Prof. Baars: Onderzoek Bijbel gaat samen met echo van vroomheid
Calvijns vroomheid ontspringt aan het horen naar het Woord van God. Als de Schrift het kloppende hart is van al het theologisch bezig zijn, dient hij voortdurend vergezeld te gaan van de echo van de vroomheid.
Met het thema vroomheid bij Calvijn kunnen we verschillende kanten op. Zo is het mogelijk om ons te concentreren op de vroomheid van de reformator zelf. Op welke wijze wordt het doorleefde geloof in zijn eigen leven zichtbaar? Hierover zijn op het eerste gezicht vrij weinig gegevens te vinden. We kunnen ook nagaan hoe hij over Bijbelse vroomheid denkt.
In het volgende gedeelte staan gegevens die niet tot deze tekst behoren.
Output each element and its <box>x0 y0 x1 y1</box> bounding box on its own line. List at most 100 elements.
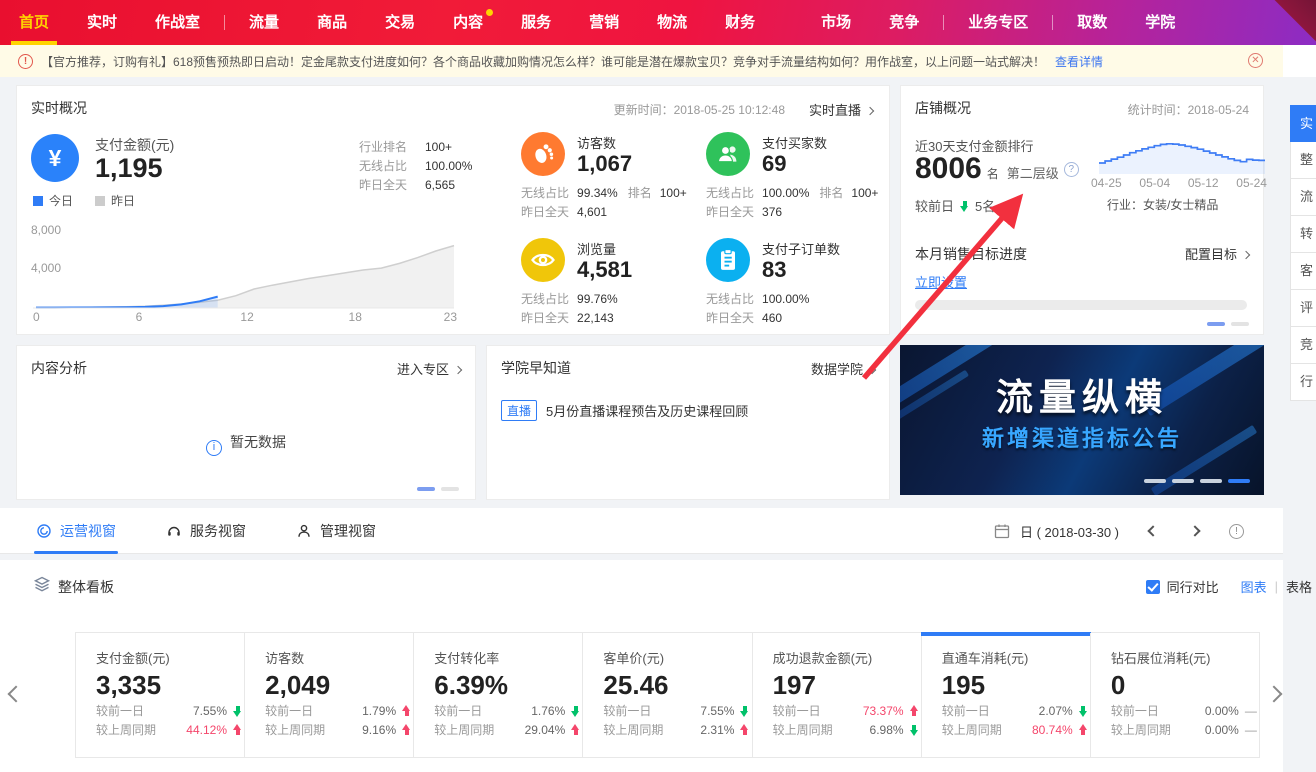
close-icon[interactable] <box>1248 53 1263 68</box>
update-time: 更新时间：2018-05-25 10:12:48 <box>614 101 785 118</box>
metric-label: 支付买家数 <box>762 133 827 152</box>
anchor-item-7[interactable]: 行 <box>1290 364 1316 401</box>
carousel-dot[interactable] <box>1207 322 1225 326</box>
kpi-card-3[interactable]: 客单价(元) 25.46 较前一日7.55% 较上周同期2.31% <box>582 633 751 757</box>
kpi-card-6[interactable]: 钻石展位消耗(元) 0 较前一日0.00%— 较上周同期0.00%— <box>1090 633 1259 757</box>
card-label: 客单价(元) <box>603 648 751 667</box>
kpi-cards-row: 支付金额(元) 3,335 较前一日7.55% 较上周同期44.12%访客数 2… <box>75 632 1260 758</box>
kpi-card-2[interactable]: 支付转化率 6.39% 较前一日1.76% 较上周同期29.04% <box>413 633 582 757</box>
chart-toggle[interactable]: 图表 <box>1241 577 1267 596</box>
nav-item-18[interactable]: 学院 <box>1126 0 1194 45</box>
metric-stat-rows: 无线占比99.76%昨日全天22,143 <box>521 290 628 328</box>
help-icon[interactable] <box>1064 162 1079 177</box>
arrow-up-icon <box>740 724 749 736</box>
carousel-dot[interactable] <box>1231 322 1249 326</box>
anchor-item-0[interactable]: 实 <box>1290 105 1316 142</box>
stat-label: 行业排名 <box>359 138 417 157</box>
promo-banner[interactable]: 流量纵横 新增渠道指标公告 <box>900 345 1264 495</box>
data-college-link[interactable]: 数据学院 <box>811 359 875 378</box>
panel-title: 内容分析 <box>31 358 87 378</box>
card-value: 195 <box>942 670 1090 701</box>
card-delta-row: 较上周同期44.12% <box>96 720 242 739</box>
arrow-down-icon <box>571 705 580 717</box>
carousel-dots <box>417 487 459 491</box>
nav-item-2[interactable]: 作战室 <box>136 0 219 45</box>
anchor-item-5[interactable]: 评 <box>1290 290 1316 327</box>
carousel-dot[interactable] <box>1200 479 1222 483</box>
nav-item-12[interactable]: 市场 <box>802 0 870 45</box>
carousel-dot[interactable] <box>1144 479 1166 483</box>
college-course-item[interactable]: 直播 5月份直播课程预告及历史课程回顾 <box>501 400 748 421</box>
rank-sparkline-chart <box>1099 132 1265 174</box>
kpi-card-0[interactable]: 支付金额(元) 3,335 较前一日7.55% 较上周同期44.12% <box>76 633 244 757</box>
tab-服务视窗[interactable]: 服务视窗 <box>166 508 246 554</box>
chevron-right-icon <box>1242 251 1250 259</box>
kpi-card-1[interactable]: 访客数 2,049 较前一日1.79% 较上周同期9.16% <box>244 633 413 757</box>
date-label[interactable]: 日 ( 2018-03-30 ) <box>1020 522 1119 541</box>
carousel-dot[interactable] <box>1228 479 1250 483</box>
next-date-chevron[interactable] <box>1189 525 1200 536</box>
chevron-right-icon <box>868 366 876 374</box>
info-icon[interactable] <box>1229 524 1244 539</box>
content-analysis-panel: 内容分析 进入专区 暂无数据 <box>16 345 476 500</box>
nav-item-10[interactable]: 物流 <box>638 0 706 45</box>
yen-icon: ¥ <box>31 134 79 182</box>
anchor-item-4[interactable]: 客 <box>1290 253 1316 290</box>
nav-divider <box>1052 15 1053 30</box>
stat-label: 无线占比 <box>359 157 417 176</box>
metric-value: 1,067 <box>577 151 632 177</box>
nav-item-13[interactable]: 竞争 <box>870 0 938 45</box>
nav-item-8[interactable]: 服务 <box>502 0 570 45</box>
nav-item-4[interactable]: 流量 <box>230 0 298 45</box>
card-delta-row: 较上周同期6.98% <box>773 720 919 739</box>
goal-config-link[interactable]: 配置目标 <box>1185 244 1249 263</box>
shop-overview-panel: 店铺概况 统计时间：2018-05-24 近30天支付金额排行 8006 名 第… <box>900 85 1264 335</box>
nav-item-11[interactable]: 财务 <box>706 0 774 45</box>
kpi-card-4[interactable]: 成功退款金额(元) 197 较前一日73.37% 较上周同期6.98% <box>752 633 921 757</box>
nav-item-17[interactable]: 取数 <box>1058 0 1126 45</box>
nav-item-1[interactable]: 实时 <box>68 0 136 45</box>
empty-text: 暂无数据 <box>230 434 286 450</box>
anchor-item-2[interactable]: 流 <box>1290 179 1316 216</box>
legend-swatch-yesterday <box>95 196 105 206</box>
goal-set-link[interactable]: 立即设置 <box>915 272 967 291</box>
enter-zone-link[interactable]: 进入专区 <box>397 359 461 378</box>
card-value: 6.39% <box>434 670 582 701</box>
tab-管理视窗[interactable]: 管理视窗 <box>296 508 376 554</box>
goal-progress-bar <box>915 300 1247 310</box>
kpi-card-5[interactable]: 直通车消耗(元) 195 较前一日2.07% 较上周同期80.74% <box>921 633 1090 757</box>
nav-item-9[interactable]: 营销 <box>570 0 638 45</box>
calendar-icon[interactable] <box>994 523 1010 539</box>
realtime-live-link[interactable]: 实时直播 <box>809 100 873 119</box>
nav-item-0[interactable]: 首页 <box>0 0 68 45</box>
carousel-dot[interactable] <box>417 487 435 491</box>
notification-dot-icon <box>486 9 493 16</box>
tab-运营视窗[interactable]: 运营视窗 <box>36 508 116 554</box>
compare-checkbox[interactable] <box>1146 580 1160 594</box>
anchor-item-6[interactable]: 竞 <box>1290 327 1316 364</box>
realtime-line-chart <box>33 231 457 309</box>
card-delta-row: 较前一日73.37% <box>773 701 919 720</box>
order-icon <box>706 238 750 282</box>
nav-item-15[interactable]: 业务专区 <box>949 0 1047 45</box>
card-value: 25.46 <box>603 670 751 701</box>
x-tick: 05-24 <box>1236 176 1267 190</box>
nav-item-6[interactable]: 交易 <box>366 0 434 45</box>
card-label: 成功退款金额(元) <box>773 648 921 667</box>
nav-item-7[interactable]: 内容 <box>434 0 502 45</box>
live-link-label: 实时直播 <box>809 103 861 118</box>
prev-date-chevron[interactable] <box>1147 525 1158 536</box>
nav-item-5[interactable]: 商品 <box>298 0 366 45</box>
metric-stat-rows: 无线占比100.00%昨日全天460 <box>706 290 819 328</box>
table-toggle[interactable]: 表格 <box>1286 577 1312 596</box>
x-tick: 6 <box>136 310 143 324</box>
anchor-item-1[interactable]: 整 <box>1290 142 1316 179</box>
realtime-overview-panel: 实时概况 更新时间：2018-05-25 10:12:48 实时直播 ¥ 支付金… <box>16 85 890 335</box>
main-metric-stats: 行业排名100+ 无线占比100.00% 昨日全天6,565 <box>359 138 482 195</box>
metric-label: 访客数 <box>577 133 616 152</box>
manage-icon <box>296 523 312 539</box>
carousel-dot[interactable] <box>441 487 459 491</box>
notice-detail-link[interactable]: 查看详情 <box>1055 53 1103 70</box>
anchor-item-3[interactable]: 转 <box>1290 216 1316 253</box>
carousel-dot[interactable] <box>1172 479 1194 483</box>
In dat geval is er een overvloed aan materiaal voorhanden.
We treffen in zijn werk dan ook verschillende definities van vroomheid aan. De bekendste is deze: „Onder vroomheid versta ik eerbied voor God, gepaard aan liefde tot Hem, die door de kennis van Zijn weldaden tot stand gebracht wordt” (Institutie 1-2-1). In dit artikel probeer ik beide lijnen met elkaar te verbinden. Concreet wil dat zeggen dat ik –uiteraard kort– wil nagaan hoe deze definitie doorwerkt in Calvijns persoonlijk leven en in enkele aspecten van zijn theologie.
Geloofservaring
Nu is Calvijn uiterst terughoudend om over zijn persoonlijke verhouding tot God te spreken. „Over mezelf spreek ik niet graag”, schrijft hij ergens. Hierin is hij zo ongeveer de volstrekte tegenpool van Maarten Luther, die heel gemakkelijk zijn hart op tafel legt. Overal in zijn werk, maar bijzonder in zijn tafelgesprekken, komen we ontboezemingen tegen over zijn leven, ook over zijn geestelijk leven en zijn aanvechtingen.
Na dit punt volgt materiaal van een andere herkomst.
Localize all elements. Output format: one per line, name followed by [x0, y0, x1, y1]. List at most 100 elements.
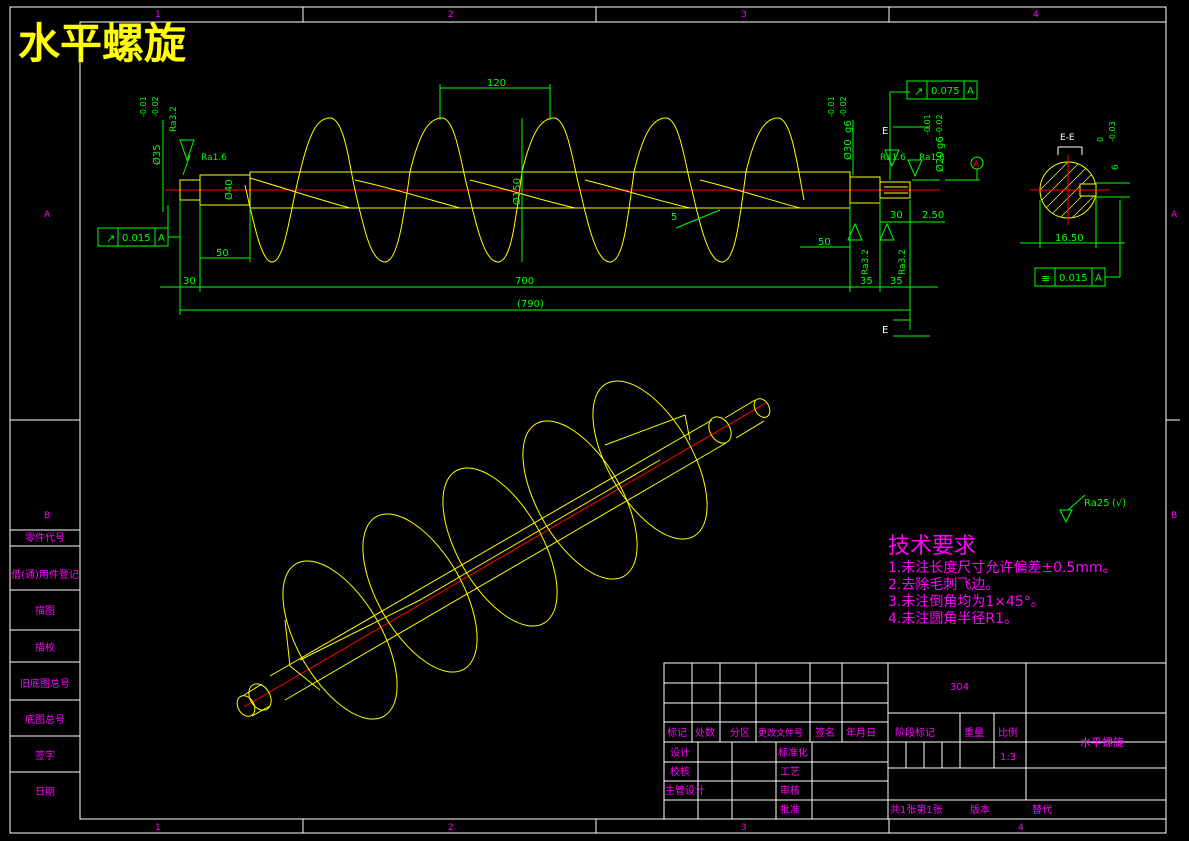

Wat Calvijn betreft: we weten zelfs nauwelijks iets over zijn bekering. Eigenlijk is het enige wat hij hierover zegt dat God zijn geest door een plotselinge –of: onverwachte– bekering aan Zich onderwierp en hem bereid maakte om onderwezen te worden. Dat gebeurde vermoedelijk rond 1533. Deze korte aanduiding betekent dat God de trots en het verzet van de jonge geleerde breekt en hem ootmoedig leert luisteren naar Zijn stem. Op deze wijze heeft Calvijn aangegeven wat de twee belangrijkste grondtrekken van zijn vroomheid zijn. Ze lichten ook overal in zijn werk op.
Calvijns vroomheid ontspringt dus aan het horen naar het Woord van God. Maar zijn omgang met de Schrift blijft bepaald niet beperkt tot een steriele, letterlijke analyse van wat er staat. En als hij onder woorden wil brengen wat de leer van de Schriften is, gaat het hem niet om kille verstandelijke redeneringen en bespiegelingen. Heel zijn theologisch bezig zijn wordt gedragen door het besef dat het Woord van God geestelijk verstaan en verwerkt wil worden.
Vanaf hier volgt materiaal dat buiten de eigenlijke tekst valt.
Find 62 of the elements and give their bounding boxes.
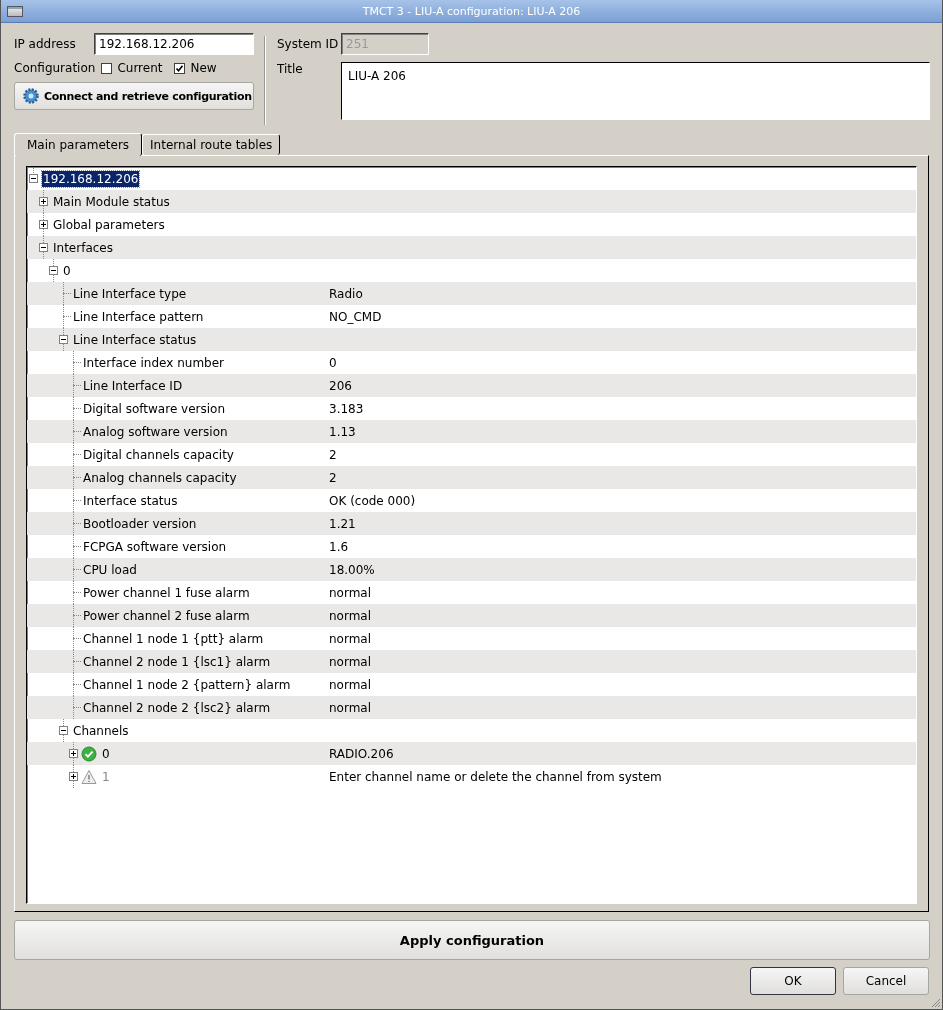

Om deze reden speelt „de ervaring van de vroomheid” een beslissende rol in Calvijns denken. Dat blijkt vooral hieruit dat we herhaaldelijk in zijn werk de uitdrukking tegenkomen: „De Schrift en de ervaring van het geloof leren ons…” De Schrift staat hier nadrukkelijk voorop. Hij blijft de norm en de bron voor al ons denken en heel ons leven. Maar de ervaring van het geloof bevestigt hoe betrouwbaar het Woord is en hoezeer het een levende werkelijkheid is voor de gelovigen.
Een karakteristiek citaat: „Met de ervaring als onze leermeesteres, bevinden we dat God precies zo is, zoals Hij Zich in Zijn Woord openbaart” (Institutie 1-10-2). Als het Woord het kloppende hart is van al het theologisch bezig zijn, dient het voortdurend vergezeld te gaan van de echo van de vroomheid. Wetenschap en vroomheid gaan bij Calvijn samen. Hetzelfde geldt in wezen ook voor ons persoonlijk geestelijk leven. Kennis van de Schriften dient ingebed te zijn in een doorleefde vroomheid.
Werk van de Geest
Maar waar komt die vroomheid vandaan? Bij Calvijn is volstrekt duidelijk dat de Heilige Geest alle geestelijk leven bewerkt en dat Hij dat doet door middel van het Woord. Niet voor niets is Calvijn wel „de theoloog van de Heilige Geest” genoemd (Warfield). Vooral in het derde hoofdstuk van zijn Institutie geeft hij een brede bespreking van het werk van de Geest. Daarbij komen onderwerpen ter sprake die later gerekend worden tot de orde des heils: geloof, wedergeboorte, bekering, rechtvaardiging etc.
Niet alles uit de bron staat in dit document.